This is another of those "follow the links" days. I heard this on a Grammar Grater podcast.
According to the Oxford English Dictionary, in United States politics, a lame duck is "an office-holder who is not, or cannot be, re-elected." This includes politicians who lose their seats in an election, announce that they will retire at the end of their existing term, or-like U.S. presidents-are subject to term limits. In fact, the Twentieth Amendment to the U.S. Constitution is nicknamed the "Lame Duck Amendment." ...
According to Earle, the phrase came "across the pond" to the United States in the 18th century. Back then, the British used the term to refer to stock traders who couldn't pay their debts. Someone who - in the 18th century, on London's equivalent to Wall Street, "Exchange Alley" - lost everything were said to have been seen, "waddling out of the Alley."
I then googled the phrase and found the following:
Dear Mr. Morris -- Do you know the source of the phrase "lame duck?" -- Barb Bumann, Spokane Public Library, Spokane, WA.
Now here's an easy one. The phrase "lame duck" comes to us from Aesop's Fables, specifically the tale of Androcles and the Duck. It seems that an escaped slave named Androcles encountered a ferocious duck in the forest. But rather than eating the terrified slave, the duck merely asked Androcles to pull a thorn from his paw, or foot, or whatever. Androcles complied, and he and the "lame duck" became fast friends, frequenting local bars and often sharing a cab home. Many years later, Androcles found himself at a banquet where the main course was roast duck. (Aesop, of course, is best known as the founder of the Greek philosophy known as Cheap Irony.) Unable to stomach the thought that his feathered old friend might be integral to the repast, Androcles decided to leave the banquet, but on his way out stepped on a lion's paw and was summarily eaten. The moral? Eat what you're served and never share a cab with a duck.
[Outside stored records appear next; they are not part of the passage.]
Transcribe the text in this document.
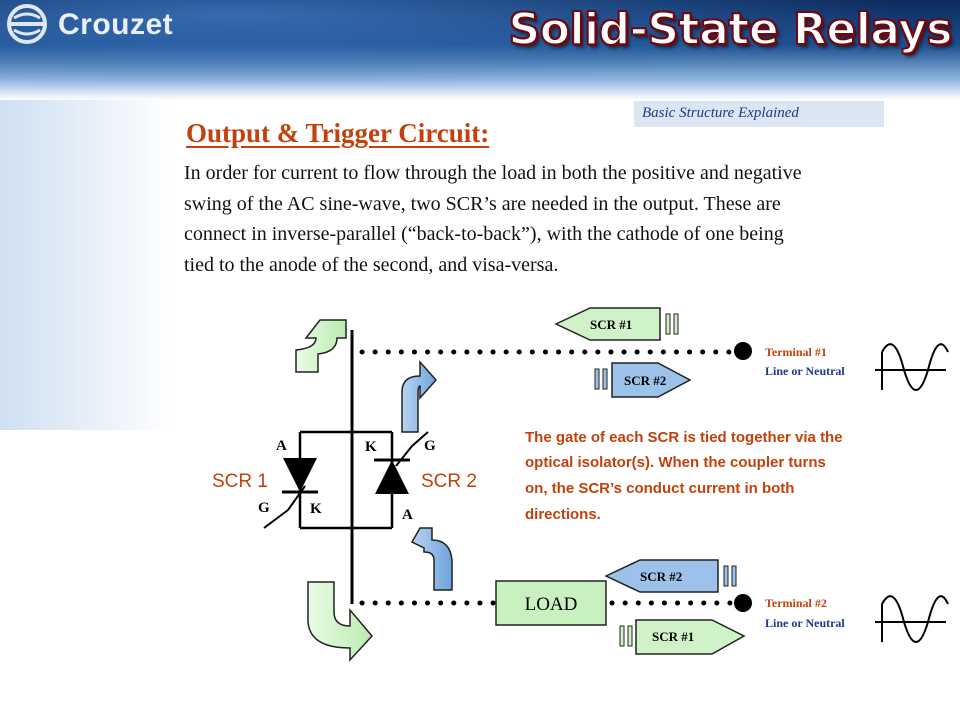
Crouzet	Solid-State Relays
Basic Structure Explained
Output & Trigger Circuit:
In order for current to flow through the load in both the positive and negative
swing of the AC sine-wave, two SCR’s are needed in the output. These are
connect in inverse-parallel (“back-to-back”), with the cathode of one being
tied to the anode of the second, and visa-versa.
SCR 1	SCR 2
A
G	K
K	G
A
LOAD
SCR #1
SCR #2
SCR #2
SCR #1
Terminal #1
Line or Neutral
Terminal #2
Line or Neutral
The gate of each SCR is tied together via the
optical isolator(s). When the coupler turns
on, the SCR’s conduct current in both
directions.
Oh, all right. A lame duck (I suppose I ought to call it "flight-challenged") is one unable to keep up with the flock and who is thus easy prey for predators. The phrase "lame duck" was first applied on the London Stock Exchange in the 18th century to brokers who could not pay their debts. Beginning in 19th-century America, "lame duck" was used to describe a Congressional representative who had failed to hornswoggle the voters into re- electing him in November, but who was not due, under the Constitution, to actually be booted out until the following March. Thus freed of even the pretense of accountability to the voters, such "lame ducks" usually voted themselves a scandalous jackpot of perks, until a stop was put to the practice by the "Lame Duck Amendment" of 1934. Today, new Congresspeople take office in January, their defeated opponents no longer have an opportunity to loot and pillage on their way out, and thus Congress has become a temple of honesty. And you thought the duck story was ridiculous.
Pretty funny - but here's the best part from China Daily. You've got to read the whole column by Zhang Xin, but here's where his googling and some cultural disjunction are expressed.
First, this from the Guardian:
As George Bush sits in the Oval Office, perhaps the lamest of all lame ducks, Barack Obama is looking presidential for the press, fielding calls from world leaders and mulling appointments to his new cabinet.
My question to you is, why is George Bush called a lame duck?
Well, let the beating about the Bush begin.
The literal meaning first. A lame duck is one that can't walk because, say, there's a thorn in her flabby foot as is in accordance with Androcles and the Duck, from Aesop's Fables. In the fable, Androcles the escaped slave, helped to pull the thorn from the lame duck, an otherwise ferocious man-eating creature, and the two became friends. This is perhaps the origin of the phrase "lame duck", metaphorically referring to someone who's gone lame and become ineffective.
George Bush is not referred to as a "lame duck" in this sense, however, not on the strength or weakness of his feet and legs - the guy runs miles daily and is NOT crippled, he is not lame. Intellectually lame perhaps, according to some harsh critics (Bush Sr., Dole, Bush Jr., McCain: Where's the substantive difference? They are all intellectually lame Republicans - Elephant in the Big Tent, by George Neumayr, February 7, 2008, The American Spectator), but not physically.